Le régime de la communauté de meubles et acquêts, qui est l’ancien régime
légal, connaît la même structure, à la différence que tous les biens meubles sont
communs même lorsqu’ils ont été acquis par donation ou succession pendant le
mariage.
Dans le régime de la communauté universelle, tous les biens du couple sont
communs.
Apport d’un bien propre
Chaque époux peut faire apport librement de ses biens propres (c’est-à-dire pour
l’essentiel, des biens dont l’époux est propriétaire au jour de la célébration du
mariage ou qu’il a acquis pendant le mariage par succession, donation ou legs ou
à la suite d’un emploi ou d’un remploi).
Apport d’un bien commun
Deux questions se posent ici :
L’un des époux peut-il seul apporter un bien commun à une société (sans obtenir
l’accord de son conjoint) ?
À la suite de cet apport de bien commun, qui devient associé ? Uniquement
l’époux qui a réalisé l’apport ou les deux époux ensemble ?

Un époux peut-il décider seul d’apporter un bien commun à une société ?

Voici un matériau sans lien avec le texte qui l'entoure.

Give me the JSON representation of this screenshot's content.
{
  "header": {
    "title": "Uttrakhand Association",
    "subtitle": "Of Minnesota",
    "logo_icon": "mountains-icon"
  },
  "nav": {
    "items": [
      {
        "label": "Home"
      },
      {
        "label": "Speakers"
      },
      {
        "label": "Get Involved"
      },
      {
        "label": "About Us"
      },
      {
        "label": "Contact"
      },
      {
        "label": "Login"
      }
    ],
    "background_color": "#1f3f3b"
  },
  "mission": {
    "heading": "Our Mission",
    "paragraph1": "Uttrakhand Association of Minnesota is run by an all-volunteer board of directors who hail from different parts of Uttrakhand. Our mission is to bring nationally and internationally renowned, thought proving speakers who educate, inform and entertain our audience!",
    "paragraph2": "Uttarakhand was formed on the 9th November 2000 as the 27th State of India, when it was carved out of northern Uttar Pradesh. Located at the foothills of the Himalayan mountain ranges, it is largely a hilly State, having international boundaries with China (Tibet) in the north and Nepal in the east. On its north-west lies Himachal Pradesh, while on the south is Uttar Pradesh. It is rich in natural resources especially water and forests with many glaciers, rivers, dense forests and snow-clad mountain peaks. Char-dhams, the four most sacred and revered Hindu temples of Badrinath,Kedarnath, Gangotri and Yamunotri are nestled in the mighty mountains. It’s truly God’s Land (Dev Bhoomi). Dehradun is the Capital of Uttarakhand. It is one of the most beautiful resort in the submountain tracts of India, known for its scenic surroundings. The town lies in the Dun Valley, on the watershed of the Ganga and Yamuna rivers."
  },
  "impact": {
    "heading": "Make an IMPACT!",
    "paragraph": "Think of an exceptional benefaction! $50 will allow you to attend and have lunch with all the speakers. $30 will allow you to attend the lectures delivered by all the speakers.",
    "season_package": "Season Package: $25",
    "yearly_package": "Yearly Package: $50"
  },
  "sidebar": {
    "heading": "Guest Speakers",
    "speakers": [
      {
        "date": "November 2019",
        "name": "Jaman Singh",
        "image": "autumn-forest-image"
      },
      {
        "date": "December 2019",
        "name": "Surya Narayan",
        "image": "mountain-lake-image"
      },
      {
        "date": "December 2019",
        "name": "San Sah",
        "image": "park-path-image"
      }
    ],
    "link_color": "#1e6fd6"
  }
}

La réponse varie selon la forme juridique de la société bénéficiaire de l’apport.
Si l’apport est réalisé au profit d’une SA, d’une SCA ou d’une SAS, l’un ou
l’autre des époux peut réaliser seul l’apport d’un bien commun. L’autorisation du
conjoint n’est pas nécessaire. Il n’est même pas exigé d’en informer le conjoint.
En revanche, si l’apport d’un bien commun est effectué au profit d’une société
civile, d’une SNC, d’une SCS ou d’une SARL, l’apporteur doit en informer son
conjoint et justifier de cette information dans l’acte d’apport (art. 1832-2 al. 1er
C. civ.).
Toutefois, certains biens sont soumis à des règles particulières, quelle que soit la
forme juridique de la société concernée :
pour un bien faisant partie de la communauté et nécessaire à l’exercice de
l’activité professionnelle d’un époux, seul ce dernier peut en faire apport à une
société (art. 1421 al. 2 C. civ.) ;
en cas d’apport d’un immeuble, d’un fonds de commerce, d’une exploitation
(agricole ou artisanale par exemple), de droits sociaux non négociables (parts
de société civile, SNC, SCS, SARL) ou de meubles corporels dont l’aliénation
est soumise à publicité (yachts, avions mais non les automobiles) relevant de la
communauté : il est indispensable d’obtenir son accord pour réaliser l’apport
(art. 1424 et 1425 C. civ.).
Lors d’un apport de bien commun réalisé par un seul des époux, qui
devient associé ? Le conjoint qui réalise l’apport ou les deux époux
ensemble ?
En principe, lorsque seul l’un des époux réalise un apport à une société, la qualité
d’associé appartient à celui qui fait l’apport ou réalise l’acquisition.
Toutefois, dans les SNC, SCS, SARL et sociétés civiles, la qualité d’associé peut
être également reconnue au conjoint, pour la moitié des parts souscrites ou
acquises, mais à la condition qu’il notifie à la société son intention d’être
personnellement associé. Cette possibilité n’existe pas, en revanche, pour les SA,
SCA et SAS.
Quand l’époux apporteur a outrepassé ses pouvoirs sur les biens communs,
l’autre, à moins qu’il n’ait ratifié l’acte, peut en demander l’annulation dans un
délai de 2 ans à compter de la découverte de l’acte.
FOCUS
Apport par un époux d’un bien meuble « qu’il détient
individuellement »
Dans le but d’assurer la sécurité des tiers qui contractent avec l’un des époux, l’article 222 du
Code civil édicte une règle, applicable quel que soit le régime matrimonial adopté, selon
laquelle :
« Si l’un des époux se présente seul pour faire un acte d’administration, de jouissance ou de
disposition sur un bien meuble qu’il détient individuellement, il est réputé, à l’égard des tiers de
bonne foi, avoir le pouvoir de faire seul cet acte. »
En conséquence, tout époux qui se présente avec dans ses mains, soit de l’argent, soit des
actions d’une autre société, peut librement entrer seul dans une société. Cet article 222 du
Code civil établit une présomption absolue à l’égard des tiers de bonne foi qui ne sont pas tenus
de rechercher si l’époux avec lequel ils contractent a un réel pouvoir de disposer du bien qui
fait l’objet de cette convention.

2. Les sociétés entre époux


Deux époux peuvent, seuls ou avec des tiers, être associés dans une même
société. Dans ce cas, les deux époux réalisent chacun un apport. Ils peuvent
même être les seuls associés d’une société.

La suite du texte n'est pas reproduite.